Re: And if the password is hashed
To all: I think my math is OK here, but pls forgive me. I didn't use billion, as the meaning changes depending what side of the Atlantic you're on.
AC: I don't think you understand just how large a 128-bit number is, let alone a 256-bit number. 128 bits works out to around 3.40 × 10^38 different numbers.
Humor me here: Fit 3 x 10^11 (three hundred thousand million) hashes in a cubic millimetre...
A desktop HDD has an outside volume of 386,022 mm^3. At the same storage density as above, the HDD would have to be able to store 115,806,600,000,000,000 128-bit hashes or 1,852,905,600,000,000,000 bytes (1.9 million petabytes - 1.9 zettabytes) of data to match the storage density of that cubic mm above.
To visualize just how much data that is, think how big a pile nearly two million million 1TB drives would be. The annual HDD production of any sized-storage by the three largest manufacturers is 200M - so that'd be 10,000 years' production.
Last year, IBM announced that it is building a 120 PB HDD data repository - an array of 200,000 HDDs. That 1.8ZB HDD would represent 15,834 of IBM's arrays.
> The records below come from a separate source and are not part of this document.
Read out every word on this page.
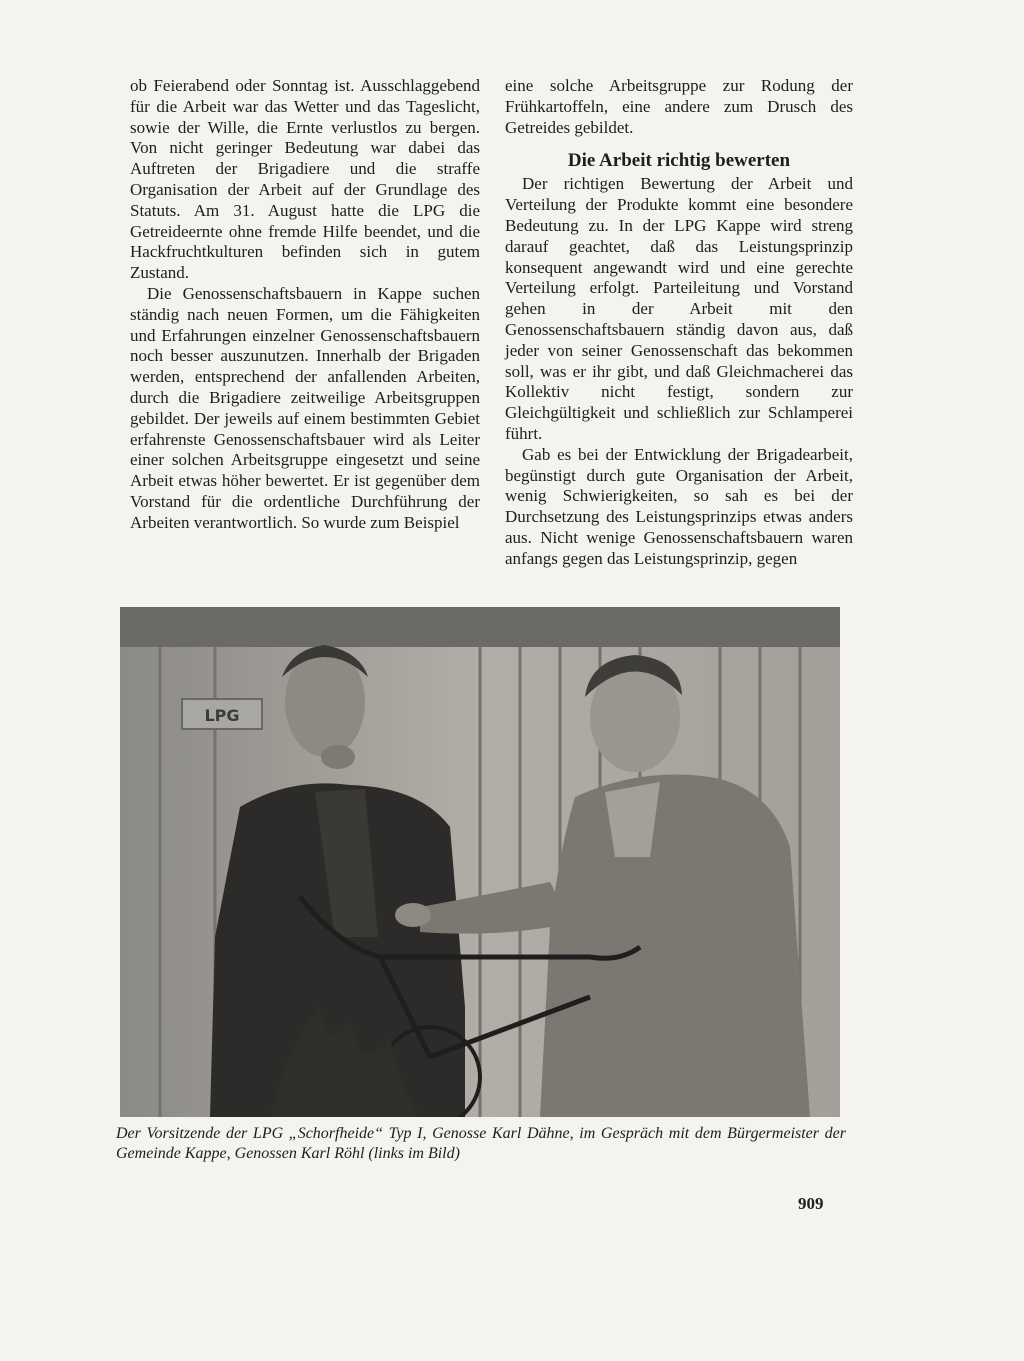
ob Feierabend oder Sonntag ist. Ausschlaggebend für die Arbeit war das Wetter und das Tageslicht, sowie der Wille, die Ernte verlustlos zu bergen. Von nicht geringer Bedeutung war dabei das Auftreten der Brigadiere und die straffe Organisation der Arbeit auf der Grundlage des Statuts. Am 31. August hatte die LPG die Getreideernte ohne fremde Hilfe beendet, und die Hackfruchtkulturen befinden sich in gutem Zustand.

Die Genossenschaftsbauern in Kappe suchen ständig nach neuen Formen, um die Fähigkeiten und Erfahrungen einzelner Genossenschaftsbauern noch besser auszunutzen. Innerhalb der Brigaden werden, entsprechend der anfallenden Arbeiten, durch die Brigadiere zeitweilige Arbeitsgruppen gebildet. Der jeweils auf einem bestimmten Gebiet erfahrenste Genossenschaftsbauer wird als Leiter einer solchen Arbeitsgruppe eingesetzt und seine Arbeit etwas höher bewertet. Er ist gegenüber dem Vorstand für die ordentliche Durchführung der Arbeiten verantwortlich. So wurde zum Beispiel

eine solche Arbeitsgruppe zur Rodung der Frühkartoffeln, eine andere zum Drusch des Getreides gebildet.

Die Arbeit richtig bewerten

Der richtigen Bewertung der Arbeit und Verteilung der Produkte kommt eine besondere Bedeutung zu. In der LPG Kappe wird streng darauf geachtet, daß das Leistungsprinzip konsequent angewandt wird und eine gerechte Verteilung erfolgt. Parteileitung und Vorstand gehen in der Arbeit mit den Genossenschaftsbauern ständig davon aus, daß jeder von seiner Genossenschaft das bekommen soll, was er ihr gibt, und daß Gleichmacherei das Kollektiv nicht festigt, sondern zur Gleichgültigkeit und schließlich zur Schlamperei führt.

Gab es bei der Entwicklung der Brigadearbeit, begünstigt durch gute Organisation der Arbeit, wenig Schwierigkeiten, so sah es bei der Durchsetzung des Leistungsprinzips etwas anders aus. Nicht wenige Genossenschaftsbauern waren anfangs gegen das Leistungsprinzip, gegen

LPG
Der Vorsitzende der LPG „Schorfheide“ Typ I, Genosse Karl Dähne, im Gespräch mit dem Bürgermeister der Gemeinde Kappe, Genossen Karl Röhl (links im Bild)
909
The volume of the Earth is roughly 1.097 x 10^27 mm^3. That's a thousand million million million million.
A planet-Earth-sized pile of 1.8ZB HDDs would be needed just to store all possible 128-bit hashes. (Seagate expects to use HAMR to produce 60 TB+ 3.5" hard drives within the next ten years - you'd still need 31,666 of 'em for ONE 1.9 ZB HDD.)
At current rates of manufacturing, you would need every HDD produced for 2.6 x 10^21 years just to store all possible 128-bit hashes. That's 1.8 x 10^11 times the age of the universe...
Oh, it gets worse, AC.
To store all possible 256-bit hashes, you would need 3.40 × 10^38 Earth-size piles of 1.9 ZB HDDs.
THAT, my friend, is sufficiently large haystack to hide a needle in.
Password hashing IS good practice. Best practice is salted hashing, with individual, random salts (assuming the salts aren't stored with the hashes) and a slow, or a memory-intensive hashing algorithm.